Approximately 80% of Fortune 1000 companies report that retaining talent is a major issue for them, and nearly half are planning to offer more generous compensation packages next year to keep employees on the payroll. While money certainly plays a part in building employee loyalty, it's clearly not enough in today's work environment. Compensation is important, but most employees consider it a right - an exchange for the work one does.

Study after study has shown that praise and recognition tend to build employee loyalty. People want to feel that what they do makes a difference. Money alone does not do this; personal recognition does.

Employers often fail to realize that some of the most effective things they can do to develop and sustain motivated, committed employees cost very little or nothing at all.

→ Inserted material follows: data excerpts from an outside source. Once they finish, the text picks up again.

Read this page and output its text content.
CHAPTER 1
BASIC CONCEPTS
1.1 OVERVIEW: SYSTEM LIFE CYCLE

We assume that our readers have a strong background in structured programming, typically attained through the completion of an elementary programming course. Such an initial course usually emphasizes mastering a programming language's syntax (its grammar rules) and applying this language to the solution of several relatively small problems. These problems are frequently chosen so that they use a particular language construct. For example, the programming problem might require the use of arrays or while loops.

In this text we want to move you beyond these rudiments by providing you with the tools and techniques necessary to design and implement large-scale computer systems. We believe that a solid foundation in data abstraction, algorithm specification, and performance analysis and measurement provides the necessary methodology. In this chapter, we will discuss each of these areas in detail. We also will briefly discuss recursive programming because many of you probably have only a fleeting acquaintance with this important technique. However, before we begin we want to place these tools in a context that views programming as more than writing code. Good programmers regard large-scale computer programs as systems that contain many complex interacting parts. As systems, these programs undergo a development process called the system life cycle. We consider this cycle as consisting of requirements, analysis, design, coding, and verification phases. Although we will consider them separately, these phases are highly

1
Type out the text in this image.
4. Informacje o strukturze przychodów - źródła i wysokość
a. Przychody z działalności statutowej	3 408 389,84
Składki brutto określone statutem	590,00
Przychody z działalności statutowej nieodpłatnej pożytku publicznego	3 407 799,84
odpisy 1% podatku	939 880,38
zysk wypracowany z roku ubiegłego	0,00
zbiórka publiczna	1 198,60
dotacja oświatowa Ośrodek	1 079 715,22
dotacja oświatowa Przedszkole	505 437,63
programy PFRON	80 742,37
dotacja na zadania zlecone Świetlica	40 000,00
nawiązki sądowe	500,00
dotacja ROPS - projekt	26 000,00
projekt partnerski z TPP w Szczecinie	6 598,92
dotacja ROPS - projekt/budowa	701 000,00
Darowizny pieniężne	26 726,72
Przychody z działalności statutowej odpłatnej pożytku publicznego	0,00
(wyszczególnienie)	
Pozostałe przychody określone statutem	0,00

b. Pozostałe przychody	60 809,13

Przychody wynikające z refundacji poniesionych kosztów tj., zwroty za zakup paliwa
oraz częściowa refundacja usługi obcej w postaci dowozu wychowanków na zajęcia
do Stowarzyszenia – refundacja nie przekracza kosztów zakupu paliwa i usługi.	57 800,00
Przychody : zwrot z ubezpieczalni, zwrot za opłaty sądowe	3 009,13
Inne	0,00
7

Consider the power of "the five I's":

  • Interesting work. No one wants to do the same boring job over and over, day after day. And while any job will always require some boring, repetitive tasks, everyone should have at least a part of their job be of high interest to them.
  • Information. Information is power, and employees want to be empowered with the information they need to know to do their jobs better and more effectively. And, more than ever, employees want to know how they are doing in their jobs and how the company is doing in its business. Open the channels of communication in an organization to allow employees to be informed, ask questions, and share information.
  • Involvement. Managers today are faced with an incredible number of opportunities and problems and, as the speed of business continues to increase dramatically, the amount of time that they have to make decisions continues to decrease. Involving employees in decision making, especially when the decisions affect them directly, is both respectful and practical. Those closest to the problem typically have the best insight as to what to do. As you involve others, you increase their commitment and ease in implementing new ideas or change.
  • Independence. Few employees want their every action to be closely monitored. Most employees appreciate having the flexibility to do their jobs as they see fit. Giving people latitude increases the chance that they will perform as you desire - and bring additional initiative, ideas, and energy to their jobs.
  • Increased visibility. Everyone appreciates getting credit when it is due. Occasions to share the successes of employees with others are almost limitless. Giving employees new opportunities to perform, learn, and grow as a form of recognition and thanks is highly motivating for most people.